Profile image of Arun
ApprovedApproved Tutor Answer7 Years ago
Dear Neha
Call the tension in the cord be T. Net force up on the fixed pulley is 
F1 = T - M1 g = M1 a = M1 y'' 

Net force F2 up on the movable pulley of mass M2 is 
F2 = T + T - M2 g - k h = M2 h'' 

where h is the difference in length of the spring from its rest length. If the spring length increases by h, the length of the cord from the movable pulley to the upper support decreases by h, and the length of the cord from the movable pulley to the fixed pulley also decreases by h. If the total length of the cord is fixed, the height of mass M1 above the lower support must decrease by 2h, so that 
dy/dt = -2 dh/dt --> d^2y/dt^2 = -2 d^2h/dt^2 
F1 = T - M1 g = M1 y'' = M1 (-2 h'') --> T = M1 (-2 h'') + M1 g 
F2 = 2 T - M2 g - k h = M2 h'' --> T = (M2 h'' + k h + M2 g) / 2 
M1 (-2 h'') + M1 g = T = (M2 h'' + k h + M2 g) / 2 
(M2 / 2 + 2 M1) h'' + (k/2) h = (M1 g - M2 g/2) 

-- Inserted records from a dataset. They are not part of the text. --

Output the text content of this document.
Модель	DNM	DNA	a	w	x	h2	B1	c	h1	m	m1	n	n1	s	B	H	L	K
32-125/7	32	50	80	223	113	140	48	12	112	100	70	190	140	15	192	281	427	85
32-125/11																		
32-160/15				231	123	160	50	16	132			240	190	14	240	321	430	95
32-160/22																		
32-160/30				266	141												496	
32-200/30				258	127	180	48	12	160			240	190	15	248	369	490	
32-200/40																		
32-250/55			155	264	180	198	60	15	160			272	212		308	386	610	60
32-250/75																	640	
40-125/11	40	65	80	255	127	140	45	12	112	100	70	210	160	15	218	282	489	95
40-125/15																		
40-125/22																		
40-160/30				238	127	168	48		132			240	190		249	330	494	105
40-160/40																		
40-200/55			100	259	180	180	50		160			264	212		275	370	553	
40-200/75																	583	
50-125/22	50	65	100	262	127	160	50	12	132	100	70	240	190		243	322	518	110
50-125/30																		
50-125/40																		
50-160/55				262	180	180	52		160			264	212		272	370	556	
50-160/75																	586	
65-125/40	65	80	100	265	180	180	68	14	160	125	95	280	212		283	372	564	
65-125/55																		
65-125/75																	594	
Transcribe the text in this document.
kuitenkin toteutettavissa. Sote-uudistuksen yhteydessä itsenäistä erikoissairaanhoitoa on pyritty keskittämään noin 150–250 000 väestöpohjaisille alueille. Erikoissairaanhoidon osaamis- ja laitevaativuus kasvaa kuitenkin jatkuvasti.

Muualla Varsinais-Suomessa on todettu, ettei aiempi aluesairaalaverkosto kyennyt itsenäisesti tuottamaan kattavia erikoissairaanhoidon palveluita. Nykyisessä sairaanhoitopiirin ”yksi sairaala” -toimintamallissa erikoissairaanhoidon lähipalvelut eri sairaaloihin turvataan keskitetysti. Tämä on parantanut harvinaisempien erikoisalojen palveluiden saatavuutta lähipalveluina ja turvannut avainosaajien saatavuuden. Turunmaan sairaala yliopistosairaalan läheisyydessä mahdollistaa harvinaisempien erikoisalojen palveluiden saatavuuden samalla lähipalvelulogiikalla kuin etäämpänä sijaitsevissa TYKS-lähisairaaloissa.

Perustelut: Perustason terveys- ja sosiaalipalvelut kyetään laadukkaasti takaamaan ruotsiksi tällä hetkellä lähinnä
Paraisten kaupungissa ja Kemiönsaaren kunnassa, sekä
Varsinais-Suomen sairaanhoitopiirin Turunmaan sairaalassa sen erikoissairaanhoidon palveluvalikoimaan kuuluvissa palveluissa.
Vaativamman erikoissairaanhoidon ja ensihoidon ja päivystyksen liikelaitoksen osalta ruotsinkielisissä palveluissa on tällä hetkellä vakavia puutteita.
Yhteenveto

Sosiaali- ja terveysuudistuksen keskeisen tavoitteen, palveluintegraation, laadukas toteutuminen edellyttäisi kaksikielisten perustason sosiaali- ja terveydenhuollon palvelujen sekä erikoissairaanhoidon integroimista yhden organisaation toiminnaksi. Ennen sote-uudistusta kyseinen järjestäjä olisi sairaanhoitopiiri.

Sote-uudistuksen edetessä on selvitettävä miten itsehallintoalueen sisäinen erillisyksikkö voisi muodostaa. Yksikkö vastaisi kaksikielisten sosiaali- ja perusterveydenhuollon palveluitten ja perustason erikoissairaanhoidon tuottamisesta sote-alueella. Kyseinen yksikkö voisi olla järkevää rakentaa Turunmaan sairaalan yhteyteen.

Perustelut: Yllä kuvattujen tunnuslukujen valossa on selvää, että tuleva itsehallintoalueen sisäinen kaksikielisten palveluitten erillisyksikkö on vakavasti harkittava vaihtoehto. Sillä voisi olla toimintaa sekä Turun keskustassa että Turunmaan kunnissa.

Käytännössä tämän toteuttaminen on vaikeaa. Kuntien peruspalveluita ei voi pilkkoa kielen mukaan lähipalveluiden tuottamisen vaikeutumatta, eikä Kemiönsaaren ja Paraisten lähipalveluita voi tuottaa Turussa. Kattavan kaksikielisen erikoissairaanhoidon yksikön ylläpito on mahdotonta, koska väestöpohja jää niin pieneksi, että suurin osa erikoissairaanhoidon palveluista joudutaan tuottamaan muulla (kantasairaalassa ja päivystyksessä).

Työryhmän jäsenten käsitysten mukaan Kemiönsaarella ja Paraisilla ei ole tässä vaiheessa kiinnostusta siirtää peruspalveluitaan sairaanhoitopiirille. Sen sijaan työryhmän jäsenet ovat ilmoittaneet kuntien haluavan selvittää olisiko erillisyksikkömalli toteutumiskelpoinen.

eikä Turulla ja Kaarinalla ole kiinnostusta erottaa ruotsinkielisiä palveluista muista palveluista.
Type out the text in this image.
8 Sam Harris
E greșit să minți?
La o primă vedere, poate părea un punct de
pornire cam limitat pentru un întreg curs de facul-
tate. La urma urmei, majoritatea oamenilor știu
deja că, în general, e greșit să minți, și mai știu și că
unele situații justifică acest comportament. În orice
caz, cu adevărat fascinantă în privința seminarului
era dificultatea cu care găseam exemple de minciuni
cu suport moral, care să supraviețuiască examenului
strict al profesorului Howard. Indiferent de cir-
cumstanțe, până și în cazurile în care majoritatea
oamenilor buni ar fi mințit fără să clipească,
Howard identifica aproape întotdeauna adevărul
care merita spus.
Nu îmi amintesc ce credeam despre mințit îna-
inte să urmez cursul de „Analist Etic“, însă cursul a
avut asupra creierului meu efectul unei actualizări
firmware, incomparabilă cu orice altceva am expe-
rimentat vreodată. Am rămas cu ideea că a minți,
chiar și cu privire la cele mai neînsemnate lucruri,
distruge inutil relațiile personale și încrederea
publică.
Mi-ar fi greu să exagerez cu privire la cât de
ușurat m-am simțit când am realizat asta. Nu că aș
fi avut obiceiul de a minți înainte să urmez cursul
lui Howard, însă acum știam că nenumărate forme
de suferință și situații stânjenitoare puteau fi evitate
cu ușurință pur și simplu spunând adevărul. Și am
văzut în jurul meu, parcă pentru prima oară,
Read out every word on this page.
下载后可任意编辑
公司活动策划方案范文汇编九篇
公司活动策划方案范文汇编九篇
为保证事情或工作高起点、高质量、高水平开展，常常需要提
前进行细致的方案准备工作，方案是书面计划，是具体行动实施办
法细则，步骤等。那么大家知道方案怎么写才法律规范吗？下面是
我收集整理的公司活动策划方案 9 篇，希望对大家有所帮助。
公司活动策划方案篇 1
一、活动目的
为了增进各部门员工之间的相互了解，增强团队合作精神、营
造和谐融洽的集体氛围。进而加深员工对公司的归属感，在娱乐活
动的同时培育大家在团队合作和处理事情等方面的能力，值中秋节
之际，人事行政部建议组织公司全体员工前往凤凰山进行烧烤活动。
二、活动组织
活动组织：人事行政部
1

Since all you want are the natural frequencies, assume a solution of the form h = A exp( 2pi t / T) (or else of the form A cos(2pi t/T) if you're bothered by complex exponentials), plug it into the homogeneous linear differential equation 
(M2 / 2 + 2 M1) h'' + (k/2) h = 0 

and solve for T: 
- (M2 / 2 + 2 M1) (2pi / T)^2 h + (k/2) h = 0 
--> (2pi / T)^2 = (k/2) / (M2 / 2 + 2 M1) 
T = 2pi sqrt( (M2 / 2 + 2 M1) / (k/2) ) 
hence option C si correct